The State court system is somewhat more complex in its terminology, since this terminology differs from State to State, but in the end the terminology resolves into a system of 'upper' and 'lower' courts in civil and criminal matters. The State civil court was an 'upper' and 'lower' court, as does the State criminal court. In some States, these are referred to as the 'supreme' and 'county' courts, or the 'superior' and 'justice' courts. The upper courts tend to deal with more important subjects, or crimes with stiffer penalties (such as armed robbery, cases of gross malpractice, and often divorce). Lower courts will deal with misdemeanor crimes and small money claims (ie, small claims court). In criminal cases of all sorts, the prosecutor is usually the United States government (from the State's attorney office), and the case will be lised as The State of Wherever V. Lastname. Upper and lower courts are relatively simple to understand -- big money cases or cases involving serious crimes go the upper, and everything of lesser importance to the lower, but don't forget that most divorces are tried in the upper court! Unfortunately, the State court system doesn't stop there, but also includes, depending on the State, a variety of other courts such as the municipal court or traffic court, which handle matters specific to their speciality (ie, argue traffic tickets in traffic court). There are also appellate courts, for dealing with appeals.
So, now that we understand the court system a bit better, how do we go about finding court records? For Federal courts, this is a relatively simple matter: The majority of records are accessible through a system called PACER (Public Access to Court Electronic Records). PACER allows searching different courts by a variety of fields, including name. You as a citizen can sign up for PACER with a credit card at http://pacer.psc.uscourts.gov/ -- the service isn't free, but only charges a few dollars for good documentation on most cases. Note that some districts still aren't in the PACER system (for example, the Alaska district court) -- in this case, you can always pay a visit to the nearest district federal courthouse. Every district has one, and the records should be open to the public for free.
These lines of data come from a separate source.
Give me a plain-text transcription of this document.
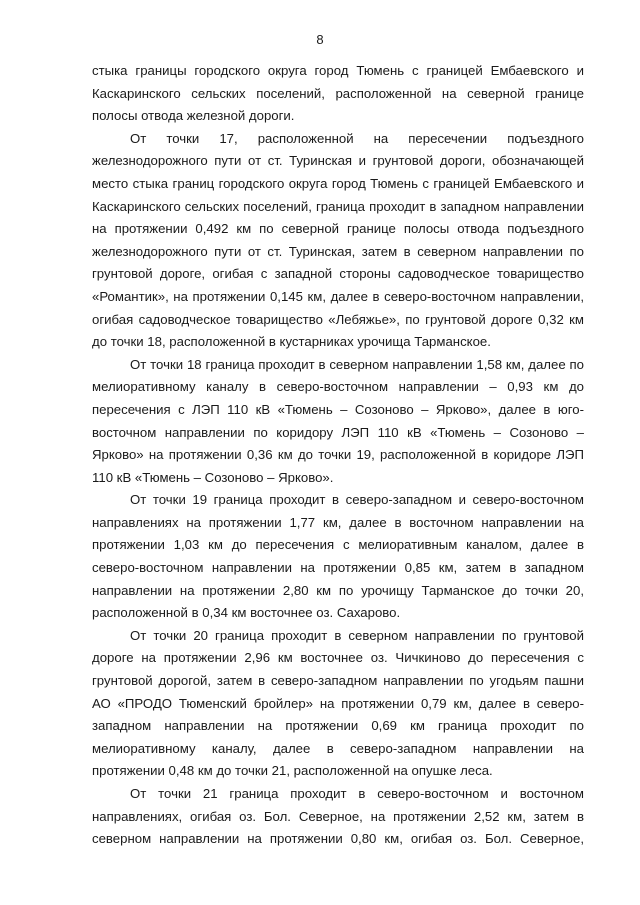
8

стыка границы городского округа город Тюмень с границей Ембаевского и Каскаринского сельских поселений, расположенной на северной границе полосы отвода железной дороги.

От точки 17, расположенной на пересечении подъездного железнодорожного пути от ст. Туринская и грунтовой дороги, обозначающей место стыка границ городского округа город Тюмень с границей Ембаевского и Каскаринского сельских поселений, граница проходит в западном направлении на протяжении 0,492 км по северной границе полосы отвода подъездного железнодорожного пути от ст. Туринская, затем в северном направлении по грунтовой дороге, огибая с западной стороны садоводческое товарищество «Романтик», на протяжении 0,145 км, далее в северо-восточном направлении, огибая садоводческое товарищество «Лебяжье», по грунтовой дороге 0,32 км до точки 18, расположенной в кустарниках урочища Тарманское.

От точки 18 граница проходит в северном направлении 1,58 км, далее по мелиоративному каналу в северо-восточном направлении – 0,93 км до пересечения с ЛЭП 110 кВ «Тюмень – Созоново – Ярково», далее в юго-восточном направлении по коридору ЛЭП 110 кВ «Тюмень – Созоново – Ярково» на протяжении 0,36 км до точки 19, расположенной в коридоре ЛЭП 110 кВ «Тюмень – Созоново – Ярково».

От точки 19 граница проходит в северо-западном и северо-восточном направлениях на протяжении 1,77 км, далее в восточном направлении на протяжении 1,03 км до пересечения с мелиоративным каналом, далее в северо-восточном направлении на протяжении 0,85 км, затем в западном направлении на протяжении 2,80 км по урочищу Тарманское до точки 20, расположенной в 0,34 км восточнее оз. Сахарово.

От точки 20 граница проходит в северном направлении по грунтовой дороге на протяжении 2,96 км восточнее оз. Чичкиново до пересечения с грунтовой дорогой, затем в северо-западном направлении по угодьям пашни АО «ПРОДО Тюменский бройлер» на протяжении 0,79 км, далее в северо-западном направлении на протяжении 0,69 км граница проходит по мелиоративному каналу, далее в северо-западном направлении на протяжении 0,48 км до точки 21, расположенной на опушке леса.

От точки 21 граница проходит в северо-восточном и восточном направлениях, огибая оз. Бол. Северное, на протяжении 2,52 км, затем в северном направлении на протяжении 0,80 км, огибая оз. Бол. Северное,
Feel free to drive there and peruse! If the district court is further than you want to travel, there are courthouse researchers across the country who make a living looking up court records for those to far away from the court to visit in person.
State records are somewhat more complex. To access these records over the Internet, not only should the State records be online, but also the individual county in question. Most State higher court and appellate courts are online with free searching, but many lower (county) courts are not, only offer some records, or charge high fees. Of course, if you're only interested in researching cases in your area, all you need to do is drive to your local county courthouse, where the records are, by Federal law, public access. Your county courthouse should not charge you a fee to access these records, they should be free to peruse. Charging a fee online is for 'electronic access', not for seeing the actual documents themselves. Once again, if the county is outside your area you can hire a courtresearcher to do the job for you. To find county court researches and county/State courts on the Internet, simply do a search engine search for 'Countyname county court', and follow the links from there.